Merging bigrams using FP


Me and my lab partner just finished a partial task in an assignment where this was the requirement:

Given the input
corpus_l = ['D', 'e', ' ', 's', 'e', 'n', 'a', 's', 't', ...]
merge_bigrams(corpus_l, ('e', 'n')) should return where all the seuquences of ‘e’ and ‘n’ have been merged:
['D', 'e', ' ', 's', 'en', 'a', 's', 't', ...]
And reapplying merge_bigrams(corpus_l, ('s', 'en')) to this corpus should return
['D', 'e', ' ', 'sen', 'a', 's', 't', ...]
You will apply a greedy algorithm. Given the pair (‘a’, ‘a’) and the list [‘a’, ‘a’, ‘a’], the result will be: [‘aa’, ‘a’]
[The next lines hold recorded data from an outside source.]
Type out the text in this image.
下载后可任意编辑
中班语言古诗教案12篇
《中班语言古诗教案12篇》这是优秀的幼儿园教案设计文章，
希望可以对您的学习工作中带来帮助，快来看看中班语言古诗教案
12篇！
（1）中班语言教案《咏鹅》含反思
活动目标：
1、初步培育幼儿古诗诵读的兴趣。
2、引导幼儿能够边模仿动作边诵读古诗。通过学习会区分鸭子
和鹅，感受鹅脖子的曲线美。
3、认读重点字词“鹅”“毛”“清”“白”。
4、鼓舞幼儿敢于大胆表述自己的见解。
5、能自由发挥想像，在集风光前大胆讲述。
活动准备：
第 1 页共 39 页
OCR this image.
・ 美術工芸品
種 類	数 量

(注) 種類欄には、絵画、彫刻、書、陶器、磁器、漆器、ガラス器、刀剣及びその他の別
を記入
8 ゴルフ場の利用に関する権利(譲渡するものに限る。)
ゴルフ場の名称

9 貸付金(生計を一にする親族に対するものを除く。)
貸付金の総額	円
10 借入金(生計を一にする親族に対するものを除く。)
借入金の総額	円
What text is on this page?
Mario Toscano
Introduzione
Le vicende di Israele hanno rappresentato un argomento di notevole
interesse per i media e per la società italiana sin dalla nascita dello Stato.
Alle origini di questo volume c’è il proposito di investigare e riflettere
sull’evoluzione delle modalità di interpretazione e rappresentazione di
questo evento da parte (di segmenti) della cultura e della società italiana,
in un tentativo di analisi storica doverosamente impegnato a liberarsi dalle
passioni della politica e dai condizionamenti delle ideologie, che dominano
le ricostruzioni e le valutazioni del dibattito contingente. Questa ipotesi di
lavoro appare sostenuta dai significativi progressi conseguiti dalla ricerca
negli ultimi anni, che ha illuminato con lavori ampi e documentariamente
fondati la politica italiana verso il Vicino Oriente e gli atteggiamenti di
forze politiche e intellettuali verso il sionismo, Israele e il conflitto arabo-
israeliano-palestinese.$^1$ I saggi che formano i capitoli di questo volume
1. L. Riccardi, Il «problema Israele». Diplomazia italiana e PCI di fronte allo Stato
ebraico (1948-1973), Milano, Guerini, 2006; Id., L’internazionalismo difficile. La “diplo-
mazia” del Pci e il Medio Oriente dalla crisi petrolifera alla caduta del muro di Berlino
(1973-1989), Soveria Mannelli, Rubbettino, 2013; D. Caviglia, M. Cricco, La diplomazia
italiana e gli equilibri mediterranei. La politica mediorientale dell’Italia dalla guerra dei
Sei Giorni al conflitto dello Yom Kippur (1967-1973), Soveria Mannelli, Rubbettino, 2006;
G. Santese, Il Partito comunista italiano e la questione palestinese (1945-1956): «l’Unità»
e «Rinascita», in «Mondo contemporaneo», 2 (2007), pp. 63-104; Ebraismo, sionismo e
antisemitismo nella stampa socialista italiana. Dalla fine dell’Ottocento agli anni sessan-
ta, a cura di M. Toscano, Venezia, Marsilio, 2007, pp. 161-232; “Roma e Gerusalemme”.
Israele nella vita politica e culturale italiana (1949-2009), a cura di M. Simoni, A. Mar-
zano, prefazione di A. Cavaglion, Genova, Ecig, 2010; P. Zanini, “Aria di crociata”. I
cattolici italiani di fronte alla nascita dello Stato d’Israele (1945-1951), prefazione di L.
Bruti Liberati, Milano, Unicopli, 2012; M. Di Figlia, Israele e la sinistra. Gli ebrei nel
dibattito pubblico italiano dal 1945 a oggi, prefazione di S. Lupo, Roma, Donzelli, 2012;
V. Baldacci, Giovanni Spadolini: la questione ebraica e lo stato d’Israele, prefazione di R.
In the spirit of declarative programming, we first tried concatenating the input, and then split on the requested sequence without removing it. However, this made it impossible to compose the function with itself since concatenating the string at the beginning loses the information from the previous call.

Our imperative solution:

def merge_bigrams(corpus_l, pair):
    token_r, token_l = pair
    token_new = token_r + token_l
    new_corpus = []

    i = 0
    while i < len(corpus_l):
        if i + 1 < len(corpus_l) and corpus_l[i] == token_r dand corpus_l[i + 1] == token_l:
            i += 2  
            i += 1

    return new_corpus

How would you solve this in Haskell?


Starting with zipWith f corpus_l (tail corpus_l) seems promising. Definitely not.


@f-a the problem with that is that you need to throw away the pair that comes after the one that you’re merging.

I think the best approach is to use an unfold:

mergeBigrams pair = unfoldr step where
  step (x:y:zs) | (x,y) == pair = Just (x ++ y, zs)
  step xs = uncons xs
ghci> mergeBigrams ("s","en") . mergeBigrams ("e","n") $ ["D", "e", " ", "s", "e", "n", "a", "s", "t"]
["D","e"," ","sen","a","s","t"]

@jaror unfoldr, nice! What made you think of it?

Folds and unfolds are the cornerstones of algorithms if one does not work then try the other:

(and folds won’t work well because they can only see one element of the input list at a time.)